Tracing memory leaks in python
Couple of weeks back I started to rewrite one of our core service layer where I refactored a bunch of code and abstracted in a more reusable fashion. This involved touching some mysql cursor code and I accidentally introduced a memory leak during this. Unfortunately we found this bug right about one hour after we pushed to production. The service leaked memory and took about one hour for the server to start swapping. I started investigating this behavior and was able to reproduce this on my local machine after writing a quick load emulator with python threads.
Running top showed that RSS memory for the process starts around 21MB and grows to 46 MB in 30 minutes. In the past I used python object graph module objgraph to track the type of various objects in the python memory. I quickly placed a small snippet of code to print the count of type of objects in memory.
#!python import objgraph objgraph.show_most_common_types() dict 6230 tuple 5834 function 740
So I got the sense that there are way more dicts in memory. Although the counts of dicts are decreasing once in x seconds which means the python gc is performing its job. Meanwhile I reverted the production to its previous stable phase and ran the same stable build on local and saw that the number the dicts and tuples are about the same. So I knew that the problem is something else.
I read a little more reading on the web and found that heapy might be able to help me. But I failed in installing guppy/heapy on my mac. It constantly complained No module named gobject. I gave up on this direction and looked more into objgraph. Then I found this cool function which outputs the growing data structures.
#!python import objgraph objgraph.show_growth(limit=3) tuple 3432 +23 dict 2430 +18 function 630 +2
This function actually prints the count of the data structure and by how much it grew over the last call. That is cool but I found the same data structures growing constantly. I left the test running for couple of minutes while I rushed to fetch my laundry. While I was back I found that there was a new entry in the terminal.
tuple 4743 +23 dict 3703 +18 DictCursor 734 +1
Bingo that tells me something. So somehow the DictCursor objects were not garbage collected. Ok now how to trace down that why are these objects not garbage collected. The function which creates and destroy is this utility function get_mysql_cursor.
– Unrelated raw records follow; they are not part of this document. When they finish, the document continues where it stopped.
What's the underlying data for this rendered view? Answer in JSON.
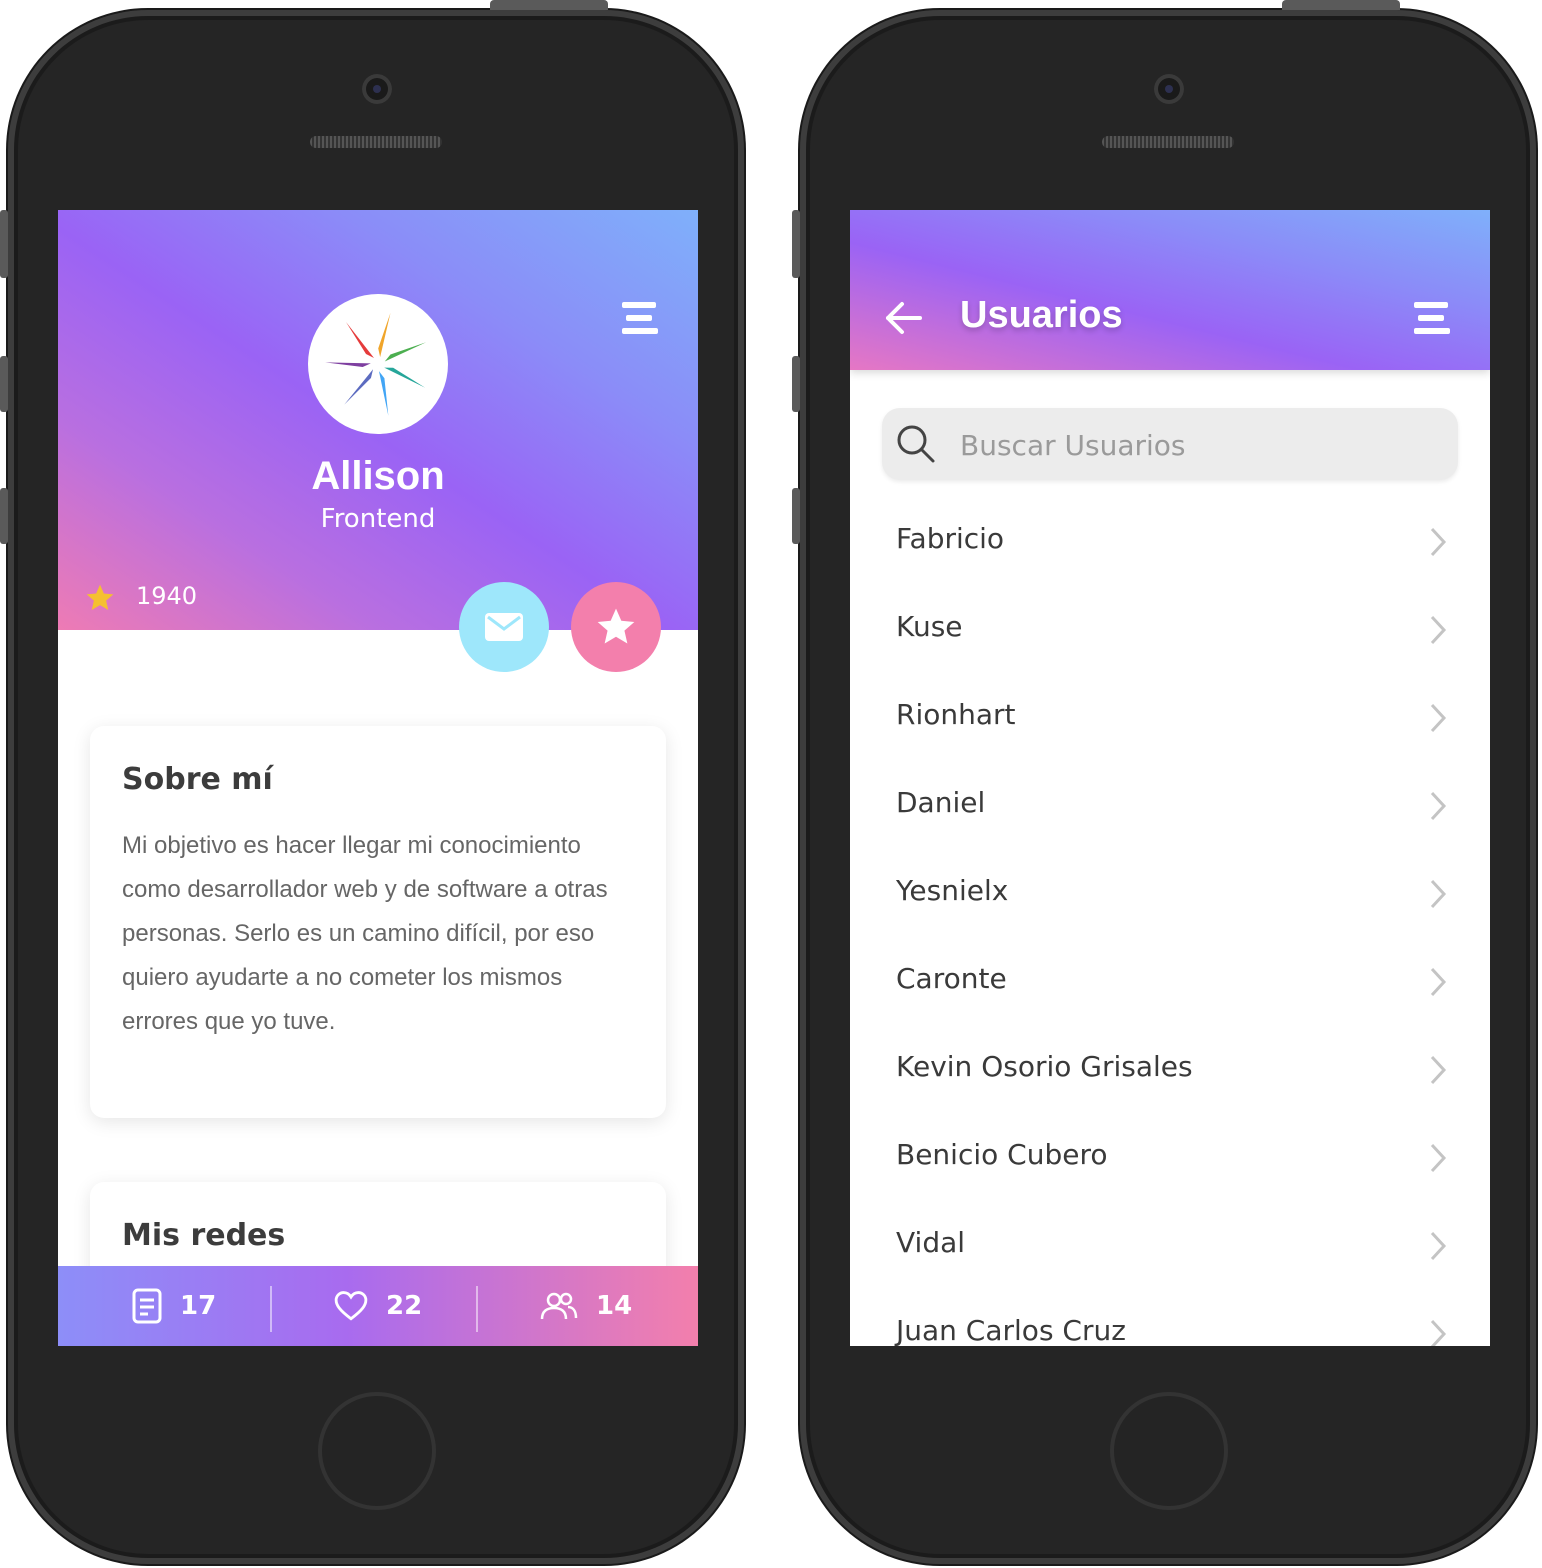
{
  "profile": {
    "name": "Allison",
    "role": "Frontend",
    "rating": "1940",
    "about": {
      "title": "Sobre mí",
      "text": "Mi objetivo es hacer llegar mi conocimiento como desarrollador web y de software a otras personas. Serlo es un camino difícil, por eso quiero ayudarte a no cometer los mismos errores que yo tuve."
    },
    "networks": {
      "title": "Mis redes"
    },
    "stats": {
      "posts": "17",
      "likes": "22",
      "friends": "14"
    }
  },
  "users_screen": {
    "title": "Usuarios",
    "search_placeholder": "Buscar Usuarios",
    "users": [
      "Fabricio",
      "Kuse",
      "Rionhart",
      "Daniel",
      "Yesnielx",
      "Caronte",
      "Kevin Osorio Grisales",
      "Benicio Cubero",
      "Vidal",
      "Juan Carlos Cruz"
    ]
  },
  "icons": {
    "menu": "hamburger-menu-icon",
    "rating": "star-icon",
    "mail": "mail-icon",
    "favorite": "star-icon",
    "posts": "document-icon",
    "likes": "heart-icon",
    "friends": "users-icon",
    "back": "arrow-left-icon",
    "search": "search-icon",
    "row": "chevron-right-icon"
  },
  "colors": {
    "rating_star": "#f5c030",
    "mail_fab": "#9ee7fb",
    "favorite_fab": "#f37fac",
    "gradient_purple": "#9a63f5",
    "gradient_blue": "#7fb0fa",
    "gradient_pink": "#ee7bb4"
  }
}
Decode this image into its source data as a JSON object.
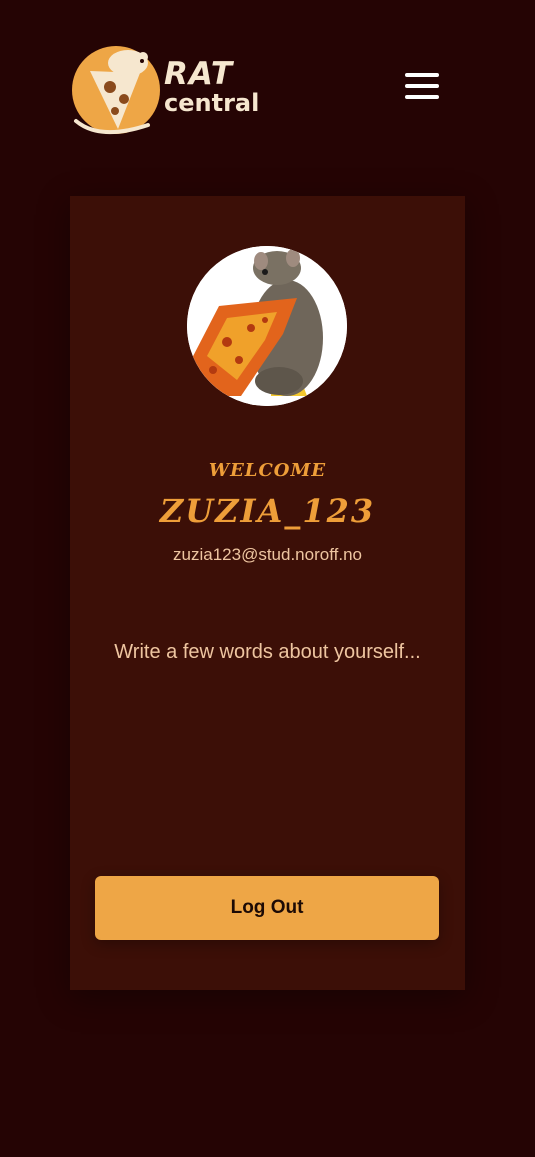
{
  "header": {
    "logo_word_1": "RAT",
    "logo_word_2": "central",
    "menu_icon": "hamburger-menu-icon"
  },
  "profile": {
    "welcome": "WELCOME",
    "username": "ZUZIA_123",
    "email": "zuzia123@stud.noroff.no",
    "bio": "Write a few words about yourself..."
  },
  "actions": {
    "logout_label": "Log Out"
  },
  "colors": {
    "background": "#250404",
    "card": "#3c0f07",
    "accent": "#ee9e39",
    "button": "#eea646"
  }
}
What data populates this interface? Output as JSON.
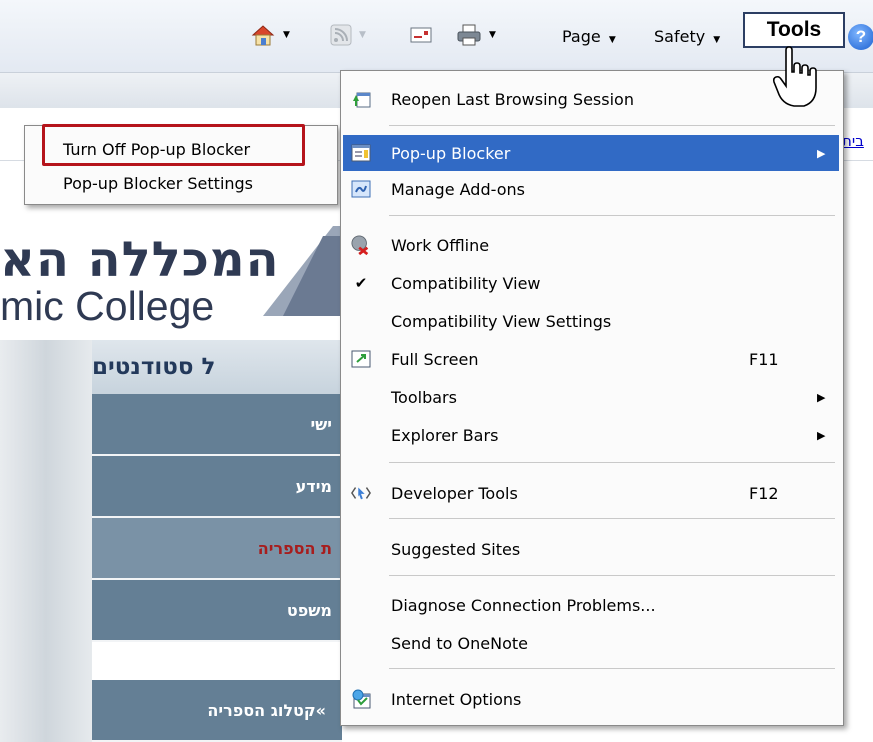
{
  "commandbar": {
    "page_label": "Page",
    "safety_label": "Safety",
    "tools_label": "Tools",
    "help_glyph": "?",
    "icons": [
      "home-icon",
      "feeds-icon",
      "read-mail-icon",
      "print-icon",
      "help-icon"
    ]
  },
  "header": {
    "top_link": "בית"
  },
  "logo": {
    "hebrew": "המכללה הא",
    "english": "mic College"
  },
  "nav": {
    "heading": "ל סטודנטים",
    "items": [
      {
        "label": "ישי"
      },
      {
        "label": "מידע"
      },
      {
        "label": "ת הספריה"
      },
      {
        "label": "משפט"
      },
      {
        "label": "קטלוג הספריה"
      }
    ]
  },
  "tools_menu": {
    "items": [
      {
        "label": "Reopen Last Browsing Session",
        "icon": "reopen-session-icon"
      },
      {
        "label": "Pop-up Blocker",
        "icon": "popup-blocker-icon",
        "submenu": true,
        "highlighted": true
      },
      {
        "label": "Manage Add-ons",
        "icon": "addons-icon"
      },
      {
        "label": "Work Offline",
        "icon": "work-offline-icon"
      },
      {
        "label": "Compatibility View",
        "icon": "check-icon",
        "checked": true
      },
      {
        "label": "Compatibility View Settings"
      },
      {
        "label": "Full Screen",
        "icon": "fullscreen-icon",
        "shortcut": "F11"
      },
      {
        "label": "Toolbars",
        "submenu": true
      },
      {
        "label": "Explorer Bars",
        "submenu": true
      },
      {
        "label": "Developer Tools",
        "icon": "developer-tools-icon",
        "shortcut": "F12"
      },
      {
        "label": "Suggested Sites"
      },
      {
        "label": "Diagnose Connection Problems..."
      },
      {
        "label": "Send to OneNote"
      },
      {
        "label": "Internet Options",
        "icon": "internet-options-icon"
      }
    ]
  },
  "popup_submenu": {
    "items": [
      {
        "label": "Turn Off Pop-up Blocker"
      },
      {
        "label": "Pop-up Blocker Settings"
      }
    ]
  },
  "colors": {
    "highlight": "#316ac5",
    "callout_border": "#b5141b",
    "nav_bg": "#647f95"
  }
}
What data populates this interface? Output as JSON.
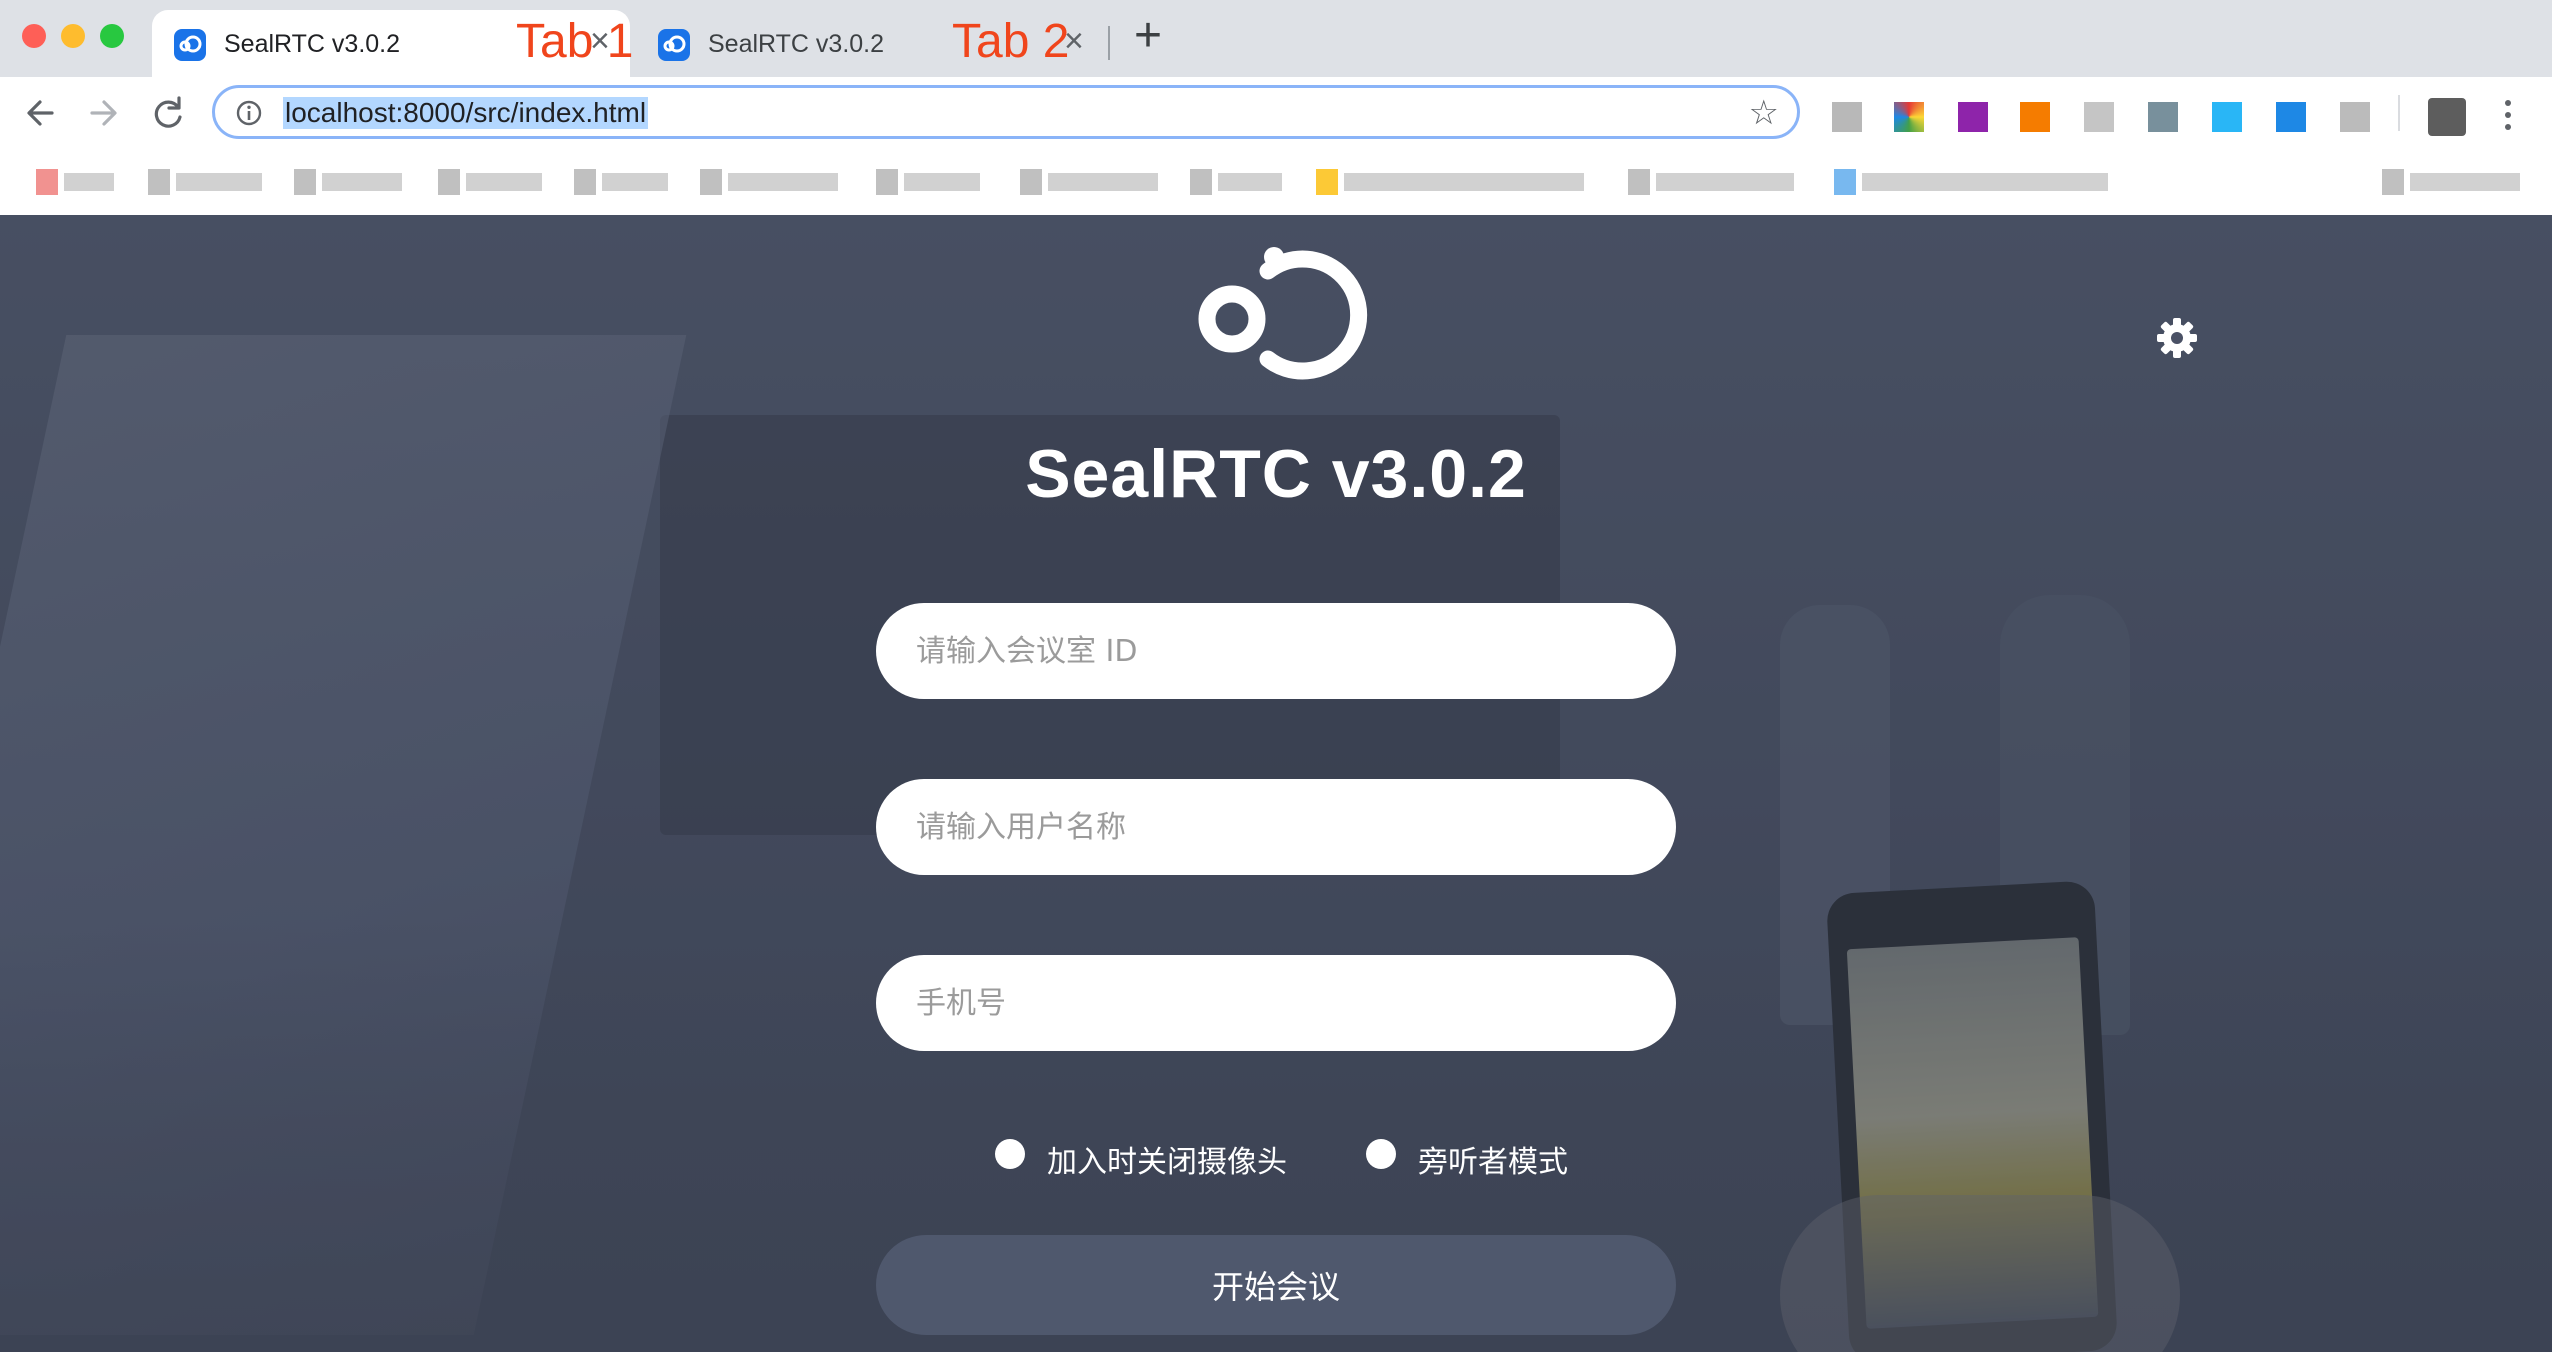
{
  "browser": {
    "tabs": [
      {
        "title": "SealRTC v3.0.2",
        "annotation": "Tab 1"
      },
      {
        "title": "SealRTC v3.0.2",
        "annotation": "Tab 2"
      }
    ],
    "address_url": "localhost:8000/src/index.html",
    "icons": {
      "close": "×",
      "new_tab": "+",
      "star": "☆"
    }
  },
  "page": {
    "app_title": "SealRTC v3.0.2",
    "fields": {
      "room_id_placeholder": "请输入会议室 ID",
      "username_placeholder": "请输入用户名称",
      "phone_placeholder": "手机号"
    },
    "options": {
      "close_camera_label": "加入时关闭摄像头",
      "observer_mode_label": "旁听者模式"
    },
    "start_button_label": "开始会议"
  },
  "colors": {
    "accent_blue": "#1a73e8",
    "annotation_orange": "#f0451c",
    "page_overlay": "#434a5d",
    "button_bg": "#4f586d"
  }
}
#!python from types import MethodType def fetchall_items(self): """Cursor returns a list of tuples of items Ex: [(3434,), (544,), (4545,)] """ return [x for x in self.fetchall()] def get_mysql_cursor(host): # returns pooled connection to host conn = get_mysql_connection_for_host(host) cursor = conn.cursor(cursor) try: # patch the cursor to add a simple helper cursor.fetchall_items = MethodType(fetchall_items, cursor) yield cursor except Exception, err: import traceback conn.refresh() logger.error("mysql query failed on %s with %s" %(host, traceback.print_exc())) finally: cursor.close() del cursor del conn
The function actually invokes del method after it is done with the cursor and connection. The __del__ method connection id hacked to return the connection back to the pool. After a little more work I was able to find this little trick in the objgraph docs, where objgraph can print the references between objects. That way we can see who is holding a reference to the cursor object.
#!python import objgraph objgraph.show_refs([DictCursor], filename='sample-graph.png')
For this to work I had to install graphviz and xdot modules.
#!bash $ sudo pip install graphviz xdot
This cracked it. The sample-graph.png showed the objects in memory and how they are referenced with each other.
You can clearly see that DictCursor has a back reference from instance method fetchall_items which is clearly making gc to not garbage collect the cursor. Yes I was patching the cursor with this utility function at runtime and clearly the function fetchall_items was in global scope of the module.
#!python try: # patch the cursor to add a simple helper cursor.fetchall_items = MethodType(fetchall_items, cursor) yield cursor except Exception, err: import traceback conn.refresh() logger.error("mysql query failed on %s with %s" %(host, traceback.print_exc())) finally: # remove the dynamic method to avoid memory leak delattr(cursor, "fetchall_items") cursor.close() del cursor del conn
I wrote a quick fix to delete the function before deleting the cursor, which seems to fix the problem.
Lesson Learnt: It is not a good practice to patch objects at run time. Such things result in these scenarios where you will have to spend a lot of time trying to find a problem which you don’t understand. I just took around 9 hours for me to crack this down.